Fx Bellamy: Tout le monde devrait lire...
Tout le monde devrait lire le rapport complet de l’enquête PISA sur la France. Nos élèves enregistrent les résultats les plus bas jamais mesurés : mais on ne mesure l’ampleur de la catastrophe qu’en comprenant ce qui a été concrètement évalué.
La lecture d’abord, qui s’effondre : à 15 ans, 33% des élèves ne parvient pas à comprendre un texte de 400 mots. Un tiers d’une classe d’âge, à l’aube de la vie adulte, ne sait pas lire quelques lignes de façon suivie… Autant de jeunes privés d’une faculté qui conditionne tous les autres apprentissages. Autant de jeunes dont la vie professionnelle, civique, sociale, est déjà dramatiquement compromise et appauvrie.
En mathématiques, la chute se confirme. L’enquête TIMMS avait montré que nos élèves sont les derniers d’Europe dans cette discipline : PISA confirme la chute brutale enregistrée depuis 2018, qui nous place bien en-dessous de la moyenne de l’OCDE. Alors que le monde de demain sera façonné par l’IA et les nouvelles technologies, comment imaginer que la génération qui vient soit prête pour la compétition mondiale pour l’innovation et la recherche, qui décideront de notre prospérité et de notre liberté demain ?
Depuis PISA 2013, la France était championne de l’inégalité scolaire : l’écart y était le plus grand entre les meilleurs élèves et les plus en difficulté, avec un facteur sociologique tragiquement déterminant. PISA 2025 montre une réduction de ces inégalités, mais pour une seule raison : les meilleurs sont bien moins nombreux, et moins bons. Les élèves classés dans les meilleurs niveaux en mathématiques sont 54% en Chine, 37% à Singapour, 23% en Corée et au Japon, 15% au Royaume-Uni. En France : 5%. Presque plus personne n’est préservé du naufrage de notre école. La France, deuxième pays au monde pour le nombre de médaille Fields par habitant, a rompu avec l’excellence scientifique qui la maintenait au meilleur niveau mondial depuis des années.

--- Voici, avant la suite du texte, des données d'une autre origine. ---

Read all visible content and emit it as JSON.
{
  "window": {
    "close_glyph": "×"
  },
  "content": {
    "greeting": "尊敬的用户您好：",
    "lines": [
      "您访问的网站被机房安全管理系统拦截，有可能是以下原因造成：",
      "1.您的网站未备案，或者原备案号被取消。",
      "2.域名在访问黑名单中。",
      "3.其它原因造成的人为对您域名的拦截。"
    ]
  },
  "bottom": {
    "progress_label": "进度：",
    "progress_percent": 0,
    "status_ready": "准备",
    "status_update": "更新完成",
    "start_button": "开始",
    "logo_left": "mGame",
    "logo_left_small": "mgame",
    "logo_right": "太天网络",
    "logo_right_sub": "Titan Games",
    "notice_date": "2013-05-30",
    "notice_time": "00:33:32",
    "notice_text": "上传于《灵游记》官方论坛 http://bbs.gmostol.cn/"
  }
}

Quelle est la cause de ce naufrage ? Je fais partie d’une génération de jeunes professeurs qui n’a reçu de l’institution une consigne simple pour toute formation : vous ne devez surtout pas transmettre. Ce que nous vivons n’est pas un échec : c’est la réussite absolue d’un projet qui a piloté notre école pendant plusieurs décennies. Et en profondeur, d’une volonté de déconstruire qui a traversé tout le monde occidental, et dont les conséquences sont aujourd’hui parfaitement visibles, concrètes, dramatiques.
Cette obsession a trouvé un relais paradoxal dans la révolution digitale, qui a suscité le rêve d’un monde d’immédiateté - sans médiations, sans transmissions. Le flux des données a remplacé la patience de l’apprentissage. L’image a supplanté le texte. L’écran a chassé le livre. Les réseaux ont détruit les relations.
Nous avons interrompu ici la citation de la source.